You have some very valid points. I think a set of criteria which takes into
consideration how heavily period or modern materials/techniques are used in
the production of an item would asuage many of these valid concerns. OTOH,
if you remember from my post answering Stephan's post, we *do* live in a
modern society. It's unlikely many of us have the time and or money to: use
a horse and wagon to get to events (or means to keep a horse, for that
matter); or use runners to deliver our messages to each other; or spin
(gotta know how; can't take credit for someone else's thread) and weave
(gotta know how and have access to a loom or afford to own one and have room
for it) and dye (gotta understand dying technique and make your own dye,
can't take complete credit if you use someone else's period dye) all the
fabrics for our garb; make your own pigments and inks and tools and
parchment for scrivener's arts; tan leather and make the tools for working
leather; etc, etc, etc. We can strive towards recreating things as
authentically as we can, and reward those extra efforts in an A&S
competition; but to expect that the authenticity alone of a rough wooden box
or bowl should win out over an equally labor-intensive (even with modern
help) piece that is a good facsimile of period work *and* aesthetically
sound isn't in keeping with the whole concept of competing in *art*. A&S
competitions should encourage and laud a range of efforts at a range of

>But would my tunic win an A&S compitions against the
>gown? I think not, but as far as accurratly re-creating , it should.

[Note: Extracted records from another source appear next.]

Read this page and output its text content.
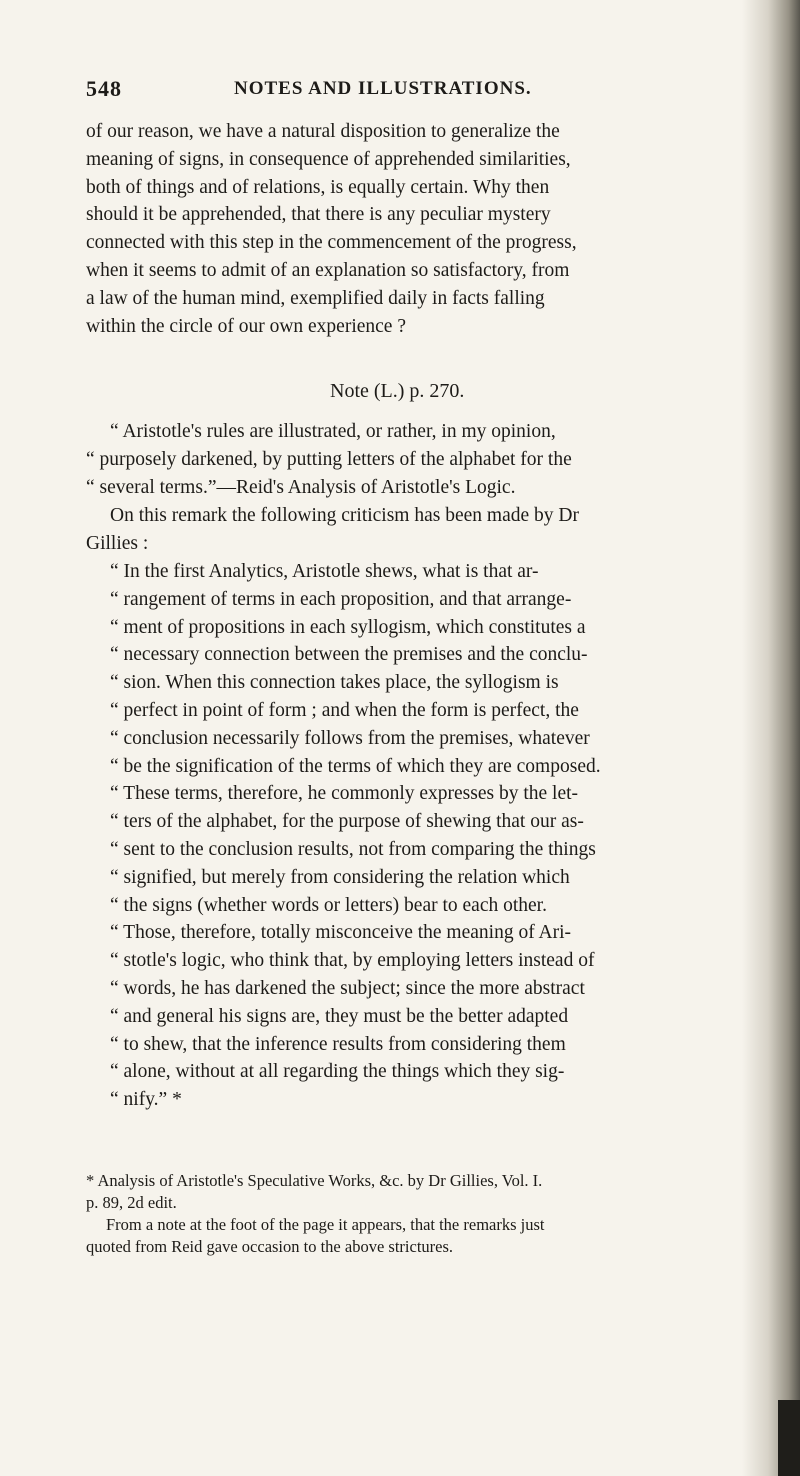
548	NOTES AND ILLUSTRATIONS.
of our reason, we have a natural disposition to generalize the
meaning of signs, in consequence of apprehended similarities,
both of things and of relations, is equally certain. Why then
should it be apprehended, that there is any peculiar mystery
connected with this step in the commencement of the progress,
when it seems to admit of an explanation so satisfactory, from
a law of the human mind, exemplified daily in facts falling
within the circle of our own experience ?
Note (L.) p. 270.
“ Aristotle's rules are illustrated, or rather, in my opinion,
“ purposely darkened, by putting letters of the alphabet for the
“ several terms.”—Reid's Analysis of Aristotle's Logic.
On this remark the following criticism has been made by Dr
Gillies :
“ In the first Analytics, Aristotle shews, what is that ar-
“ rangement of terms in each proposition, and that arrange-
“ ment of propositions in each syllogism, which constitutes a
“ necessary connection between the premises and the conclu-
“ sion. When this connection takes place, the syllogism is
“ perfect in point of form ; and when the form is perfect, the
“ conclusion necessarily follows from the premises, whatever
“ be the signification of the terms of which they are composed.
“ These terms, therefore, he commonly expresses by the let-
“ ters of the alphabet, for the purpose of shewing that our as-
“ sent to the conclusion results, not from comparing the things
“ signified, but merely from considering the relation which
“ the signs (whether words or letters) bear to each other.
“ Those, therefore, totally misconceive the meaning of Ari-
“ stotle's logic, who think that, by employing letters instead of
“ words, he has darkened the subject; since the more abstract
“ and general his signs are, they must be the better adapted
“ to shew, that the inference results from considering them
“ alone, without at all regarding the things which they sig-
“ nify.” *
* Analysis of Aristotle's Speculative Works, &c. by Dr Gillies, Vol. I.
p. 89, 2d edit.
From a note at the foot of the page it appears, that the remarks just
quoted from Reid gave occasion to the above strictures.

Now, if you want to design a competition with governing emphasis on
authenticity, then you can have something like a 'goat to coat' type
competition where use of period materials and techniques are of much higher
value than aesthetics, if you want to even give points for aesthetics at
all. In fact, that's a great idea. Maybe I'll see what kind of interest I
can drum up here in Bryn Gwlad for doing something like that; I bet there'd
be some takers.
>I entered, against my better judgement, my carved feast box at Squires (had
>to enter something for the overall compition).  I thought it best represented
>what I preceived as a typical 13th-14th century box such as I saw in the
>European museums.  Comments ran from rough work, needs finishing, ect.  to
>needs a more period clasp (which it does).  The point is that my hand made
>and hand carved beautiful ( in my eyes) box was panned.  What won the
>compition, I cannot remember, but I bet it was very "pretty" in the eyes of
>the judges.

I'm sorry your experience wasn't more positive, but from all you share, I'd
have to say it was largely a matter of mismatched expectations due mostly to
unclear communication. You expected period-ness to count for more than
aesthetics (or at least more than it did), and the judges expected
aesthetics to count for more than you did.

>  This is so very true and again the main reason why I no longer enter A&S

Well, I hope that, if I'm successful in putting together something like the
"goat to coat" thingy I mentioned above, that you will participate. It
sounds like you have a lot to share, and I think it's *very* important for
those who create to set an example of involvedness for others.